Given this piece of code:
swap:
push ebp ; back up the base pointer,
mov ebp, esp
; push the context of the registers on the stack
push eax
push ebx
push ecx
push edx
mov eax, [ebp+8] ; address of the first parameter
mov ebx, [ebp+12] ; address of the second parameter
mov dl, [eax]
mov cl, [ebx]
mov [eax], cl
mov [ebx], dl
; restore the context of the registers from the stack
pop edx
pop ecx
pop ebx
pop eax
; restore the ebp
pop ebp
ret
(This is just the method. Previously we pushed the first and the second parameter on the stack.)
My question is: why do we add 8 to the Base Pointer to get to the address of the first parameter and then 12 ?
I get the fact that they are dword so each of them are 4 bytes..so from ebp + 8 to ebp + 12 it makes sens to make. But why the first one is ebp + 8 ? Because if ESP points to the TOP of the stack, mov ebp, esp means that EBP points to the TOP of the stack. Then we push 4 values on the stack : eax, ebx, ecx and edx. Why is EBP + 8 pointing on the first parameter ?

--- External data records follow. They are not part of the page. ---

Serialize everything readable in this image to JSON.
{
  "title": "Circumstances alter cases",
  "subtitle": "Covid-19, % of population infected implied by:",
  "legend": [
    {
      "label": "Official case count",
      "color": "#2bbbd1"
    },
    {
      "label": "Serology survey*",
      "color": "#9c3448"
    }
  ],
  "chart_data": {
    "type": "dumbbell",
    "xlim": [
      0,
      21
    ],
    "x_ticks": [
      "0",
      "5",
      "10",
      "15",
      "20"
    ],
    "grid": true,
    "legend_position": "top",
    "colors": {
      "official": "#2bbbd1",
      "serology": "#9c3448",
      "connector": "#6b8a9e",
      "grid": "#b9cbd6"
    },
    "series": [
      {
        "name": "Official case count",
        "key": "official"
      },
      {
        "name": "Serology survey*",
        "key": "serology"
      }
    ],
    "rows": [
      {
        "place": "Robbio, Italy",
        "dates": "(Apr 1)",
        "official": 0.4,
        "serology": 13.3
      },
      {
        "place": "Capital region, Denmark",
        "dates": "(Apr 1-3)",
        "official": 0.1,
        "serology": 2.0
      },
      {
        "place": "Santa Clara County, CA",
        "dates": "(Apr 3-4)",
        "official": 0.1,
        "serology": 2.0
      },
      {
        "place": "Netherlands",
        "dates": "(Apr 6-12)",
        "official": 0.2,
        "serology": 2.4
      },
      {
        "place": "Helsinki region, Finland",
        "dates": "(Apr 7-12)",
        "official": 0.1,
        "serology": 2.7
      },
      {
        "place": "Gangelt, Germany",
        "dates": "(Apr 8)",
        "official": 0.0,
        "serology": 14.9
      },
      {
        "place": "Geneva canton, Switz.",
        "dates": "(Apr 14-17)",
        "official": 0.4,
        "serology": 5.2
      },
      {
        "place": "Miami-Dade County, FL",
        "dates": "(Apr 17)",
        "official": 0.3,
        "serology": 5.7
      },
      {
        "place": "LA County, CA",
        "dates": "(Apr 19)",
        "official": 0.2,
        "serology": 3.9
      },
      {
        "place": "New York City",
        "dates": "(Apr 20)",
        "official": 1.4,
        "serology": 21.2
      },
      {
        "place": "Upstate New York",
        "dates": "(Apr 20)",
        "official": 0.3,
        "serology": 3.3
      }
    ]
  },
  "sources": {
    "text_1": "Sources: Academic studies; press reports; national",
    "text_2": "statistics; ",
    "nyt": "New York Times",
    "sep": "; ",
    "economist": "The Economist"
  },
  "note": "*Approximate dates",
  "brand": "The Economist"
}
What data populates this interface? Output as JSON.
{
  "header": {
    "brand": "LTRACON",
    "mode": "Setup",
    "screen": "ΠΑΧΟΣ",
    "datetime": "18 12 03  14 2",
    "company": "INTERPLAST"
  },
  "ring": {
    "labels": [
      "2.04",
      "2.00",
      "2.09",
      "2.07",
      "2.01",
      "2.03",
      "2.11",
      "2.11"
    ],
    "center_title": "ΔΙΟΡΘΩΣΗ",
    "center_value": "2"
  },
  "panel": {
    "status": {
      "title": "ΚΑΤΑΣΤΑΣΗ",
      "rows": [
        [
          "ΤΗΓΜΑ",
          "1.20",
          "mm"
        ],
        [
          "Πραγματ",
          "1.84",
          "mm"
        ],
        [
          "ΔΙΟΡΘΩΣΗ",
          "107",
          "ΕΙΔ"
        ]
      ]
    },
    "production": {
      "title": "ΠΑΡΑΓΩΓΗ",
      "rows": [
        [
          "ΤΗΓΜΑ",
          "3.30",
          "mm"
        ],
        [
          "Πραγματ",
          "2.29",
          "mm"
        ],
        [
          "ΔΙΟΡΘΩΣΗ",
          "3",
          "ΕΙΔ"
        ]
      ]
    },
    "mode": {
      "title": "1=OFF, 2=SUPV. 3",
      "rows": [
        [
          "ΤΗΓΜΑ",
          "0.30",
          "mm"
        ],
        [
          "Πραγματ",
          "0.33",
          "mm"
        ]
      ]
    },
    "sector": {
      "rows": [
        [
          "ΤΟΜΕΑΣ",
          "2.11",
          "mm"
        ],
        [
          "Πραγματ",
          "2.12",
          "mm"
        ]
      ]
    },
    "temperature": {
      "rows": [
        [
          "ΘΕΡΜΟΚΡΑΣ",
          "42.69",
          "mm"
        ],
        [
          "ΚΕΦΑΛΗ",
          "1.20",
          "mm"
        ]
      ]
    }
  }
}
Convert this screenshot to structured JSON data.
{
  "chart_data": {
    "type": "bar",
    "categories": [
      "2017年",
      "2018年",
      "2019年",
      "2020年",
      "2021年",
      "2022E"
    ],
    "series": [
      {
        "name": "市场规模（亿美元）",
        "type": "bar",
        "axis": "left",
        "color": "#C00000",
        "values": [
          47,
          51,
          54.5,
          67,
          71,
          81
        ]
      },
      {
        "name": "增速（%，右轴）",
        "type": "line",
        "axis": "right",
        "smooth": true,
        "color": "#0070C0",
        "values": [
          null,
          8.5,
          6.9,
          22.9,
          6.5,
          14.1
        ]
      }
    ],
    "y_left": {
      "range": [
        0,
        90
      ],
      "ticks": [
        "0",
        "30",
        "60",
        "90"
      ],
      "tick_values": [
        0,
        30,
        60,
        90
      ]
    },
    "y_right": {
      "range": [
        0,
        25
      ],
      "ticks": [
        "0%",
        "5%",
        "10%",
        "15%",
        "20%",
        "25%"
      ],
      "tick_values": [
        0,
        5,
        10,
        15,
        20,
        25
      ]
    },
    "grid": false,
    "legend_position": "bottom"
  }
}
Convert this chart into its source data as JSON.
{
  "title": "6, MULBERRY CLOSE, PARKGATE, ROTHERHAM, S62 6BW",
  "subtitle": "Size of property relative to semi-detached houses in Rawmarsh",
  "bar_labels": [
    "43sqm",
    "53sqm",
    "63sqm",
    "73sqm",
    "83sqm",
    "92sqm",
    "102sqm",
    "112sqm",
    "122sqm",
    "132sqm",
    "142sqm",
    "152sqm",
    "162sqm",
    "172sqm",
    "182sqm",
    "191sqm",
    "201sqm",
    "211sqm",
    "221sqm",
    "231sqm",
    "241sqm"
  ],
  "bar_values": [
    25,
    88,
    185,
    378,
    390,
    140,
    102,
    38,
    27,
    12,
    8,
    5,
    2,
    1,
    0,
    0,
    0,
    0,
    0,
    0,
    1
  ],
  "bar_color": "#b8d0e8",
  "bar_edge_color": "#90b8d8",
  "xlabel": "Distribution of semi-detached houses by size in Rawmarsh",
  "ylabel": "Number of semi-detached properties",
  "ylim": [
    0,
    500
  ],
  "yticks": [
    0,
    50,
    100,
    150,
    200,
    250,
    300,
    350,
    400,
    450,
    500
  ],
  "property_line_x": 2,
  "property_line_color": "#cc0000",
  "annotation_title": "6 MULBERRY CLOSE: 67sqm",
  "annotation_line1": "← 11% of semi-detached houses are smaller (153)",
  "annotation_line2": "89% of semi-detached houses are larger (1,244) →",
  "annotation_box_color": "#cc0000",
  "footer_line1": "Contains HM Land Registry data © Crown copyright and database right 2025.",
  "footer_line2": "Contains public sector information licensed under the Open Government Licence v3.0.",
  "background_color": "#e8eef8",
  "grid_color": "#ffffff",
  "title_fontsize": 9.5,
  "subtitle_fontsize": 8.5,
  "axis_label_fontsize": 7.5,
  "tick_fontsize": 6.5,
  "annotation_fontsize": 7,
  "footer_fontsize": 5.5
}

When the function is called, the stack looks like:
+-------------+
| Parameter 2 |
+-------------+
| Parameter 1 |
+-------------+
| Return Addr | <-- esp
+-------------+
then after the "stack frame" is set up:
+-------------+
| Parameter 2 | <-- [ebp + 12]
+-------------+
| Parameter 1 | <-- [ebp + 8]
+-------------+
| Return Addr |
+-------------+
| saved ebp | <-- ebp
+-------------+ <-- esp
Now the context is saved:
+-------------+
| Parameter 2 | <-- [ebp + 12]
+-------------+
| Parameter 1 | <-- [ebp + 8]
+-------------+
| Return Addr |
+-------------+
| saved ebp | <-- ebp
+-------------+
| saved eax |
+-------------+
| saved ebx |
+-------------+
| saved ecx |
+-------------+
| saved edx | <-- esp
+-------------+
Don't forget that on many systems the stack grows downward (and that is definitely true of the x86 family), so the top of the stack will have the lowest memory address.